Stephen Paul Clough pleaded guilty in federal court earlier this week to failing to pay federal income and employment taxes withheld from workers at Gamma Vacuum, located in Shakopee. 

In his plea agreement, Clough admitted that from 2003 to 2010, he failed to pay the Internal Revenue Service (IRS) appropriate income and employment taxes withheld from the wages of the employees at the company, resulting in a tax loss to the IRS of $944,134.29.

According to Michigan Technological University, Clough earned three degrees there – a BS in metallurgical engineering in 1974, a MS in 1975 and a Ph.D in 1977.
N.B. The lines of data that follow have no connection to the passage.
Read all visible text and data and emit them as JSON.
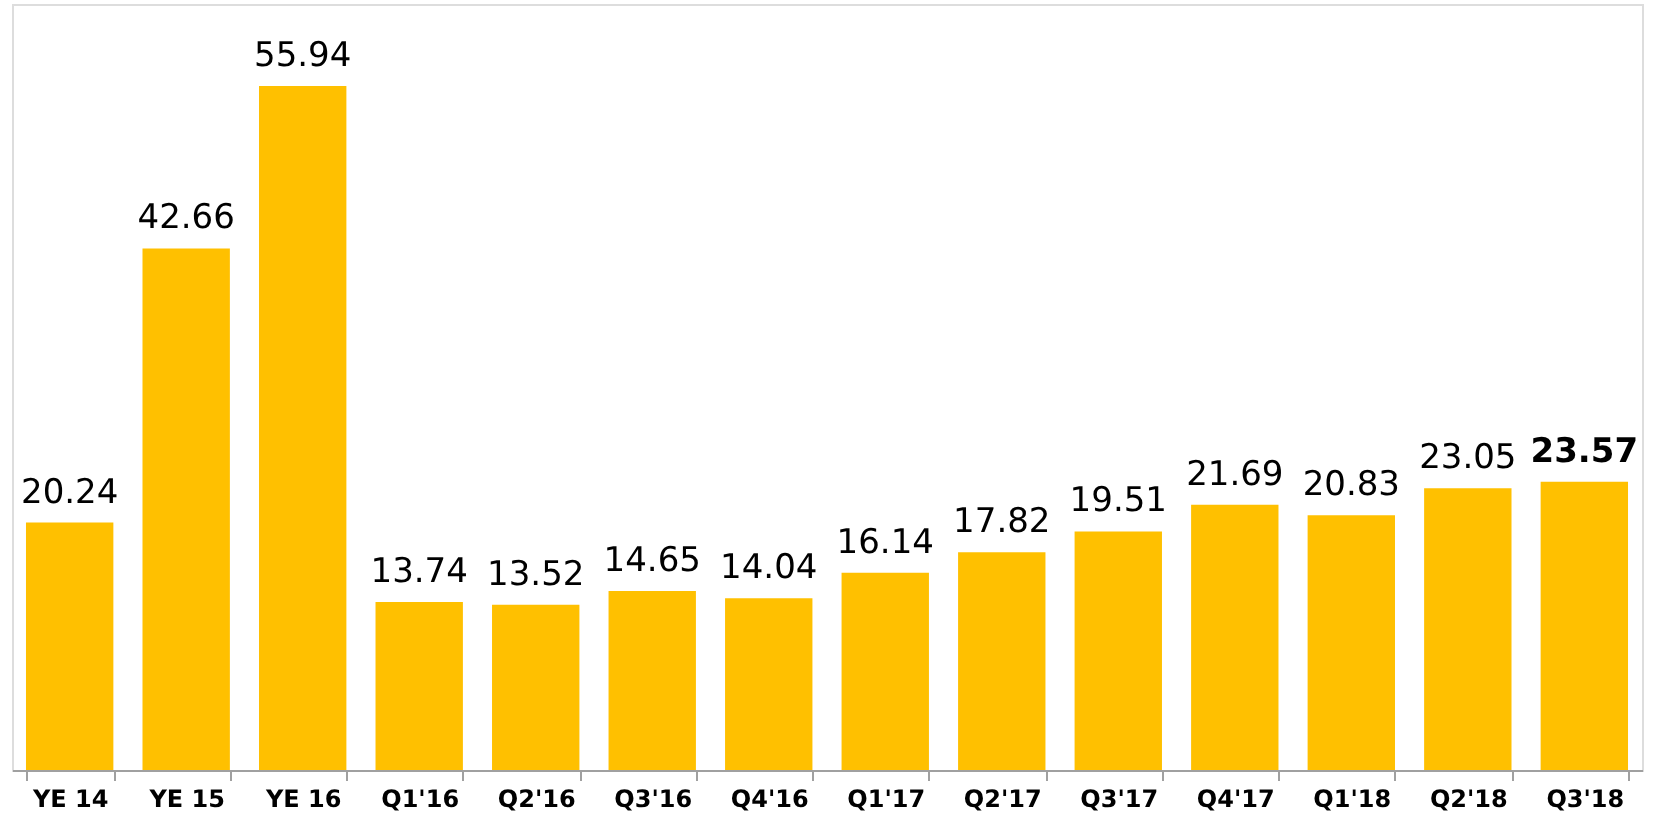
{
  "chart_data": {
    "type": "bar",
    "categories": [
      "YE 14",
      "YE 15",
      "YE 16",
      "Q1'16",
      "Q2'16",
      "Q3'16",
      "Q4'16",
      "Q1'17",
      "Q2'17",
      "Q3'17",
      "Q4'17",
      "Q1'18",
      "Q2'18",
      "Q3'18"
    ],
    "values": [
      20.24,
      42.66,
      55.94,
      13.74,
      13.52,
      14.65,
      14.04,
      16.14,
      17.82,
      19.51,
      21.69,
      20.83,
      23.05,
      23.57
    ],
    "color": "#ffc000",
    "data_labels": true
  }
}
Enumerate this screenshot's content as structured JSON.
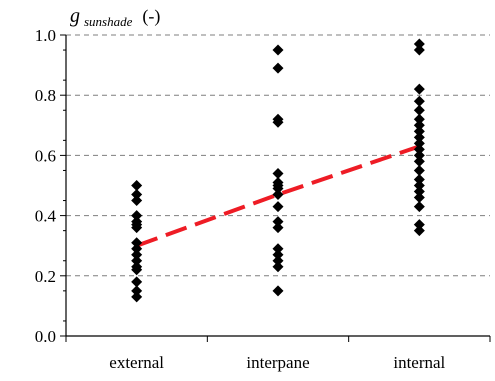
{
  "chart_data": {
    "type": "scatter",
    "categories": [
      "external",
      "interpane",
      "internal"
    ],
    "ylabel_symbol": "g",
    "ylabel_subscript": "sunshade",
    "ylabel_unit": "(-)",
    "ylim": [
      0.0,
      1.0
    ],
    "yticks": [
      "0.0",
      "0.2",
      "0.4",
      "0.6",
      "0.8",
      "1.0"
    ],
    "grid": "horizontal dashed",
    "series": [
      {
        "category": "external",
        "values": [
          0.5,
          0.47,
          0.45,
          0.4,
          0.38,
          0.37,
          0.36,
          0.31,
          0.29,
          0.27,
          0.25,
          0.23,
          0.22,
          0.18,
          0.15,
          0.13
        ]
      },
      {
        "category": "interpane",
        "values": [
          0.95,
          0.89,
          0.72,
          0.71,
          0.54,
          0.51,
          0.5,
          0.49,
          0.47,
          0.43,
          0.38,
          0.36,
          0.29,
          0.27,
          0.25,
          0.23,
          0.15
        ]
      },
      {
        "category": "internal",
        "values": [
          0.97,
          0.95,
          0.82,
          0.78,
          0.75,
          0.72,
          0.7,
          0.68,
          0.66,
          0.64,
          0.62,
          0.6,
          0.58,
          0.55,
          0.52,
          0.5,
          0.48,
          0.46,
          0.43,
          0.37,
          0.35
        ]
      }
    ],
    "trend": {
      "style": "red dashed",
      "color": "#ee1c25",
      "points": [
        [
          1,
          0.3
        ],
        [
          2,
          0.47
        ],
        [
          3,
          0.63
        ]
      ]
    }
  }
}
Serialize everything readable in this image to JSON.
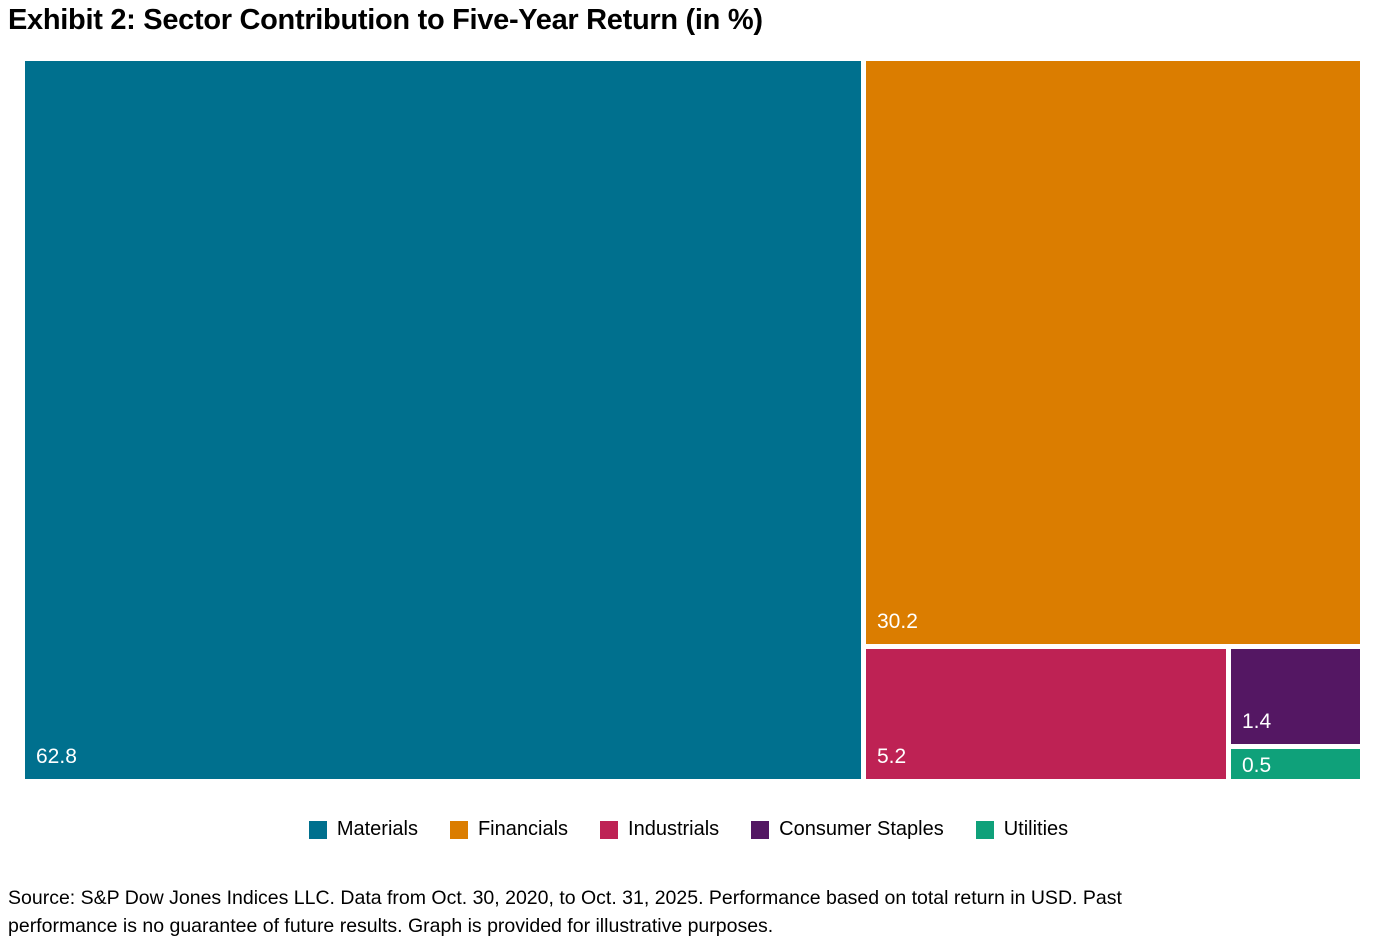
{
  "page": {
    "title": "Exhibit 2: Sector Contribution to Five-Year Return (in %)",
    "source_line1": "Source: S&P Dow Jones Indices LLC. Data from Oct. 30, 2020, to Oct. 31, 2025. Performance based on total return in USD. Past",
    "source_line2": "performance is no guarantee of future results. Graph is provided for illustrative purposes."
  },
  "chart_data": {
    "type": "treemap",
    "title": "Exhibit 2: Sector Contribution to Five-Year Return (in %)",
    "unit": "%",
    "value_label_color": "#ffffff",
    "background": "#ffffff",
    "legend_position": "bottom-center",
    "series": [
      {
        "name": "Materials",
        "value": 62.8,
        "color": "#00708E"
      },
      {
        "name": "Financials",
        "value": 30.2,
        "color": "#DB7D00"
      },
      {
        "name": "Industrials",
        "value": 5.2,
        "color": "#BE2254"
      },
      {
        "name": "Consumer Staples",
        "value": 1.4,
        "color": "#541763"
      },
      {
        "name": "Utilities",
        "value": 0.5,
        "color": "#0FA17A"
      }
    ]
  }
}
In a 2006 alumni publication, Clough is pictured shaking hands with Michigan Tech’s President, Glenn Mroz, after establishing the Clough Trust to endow an undergraduate scholarship fund in the Department of Materials Science and Engineering. Clough was praised as “providing enthusiastic and tireless guidance to the department” through serving for 13 years on their External Advisory Board.

Also in 2006, Clough was inducted into Michigan Tech's Academy of Department of Materials Science and Engineering, which honors those whose careers reflect outstanding accomplishment and service to the profession. Academy members serve as role models for students and the department encourages visits and interactions with students whenever possible, the report said.

On the school's website, a profile of Clough lists him as the president of Shakopee business Gamma Vacuum and says Clough lives in Minnetonka and has a cottage in Michigan.

As part of a plea agreement, Clough pleaded guilty on May 7 to one count of willful failure to pay over tax in a federal court in St. Paul. He faces up to five years in prison.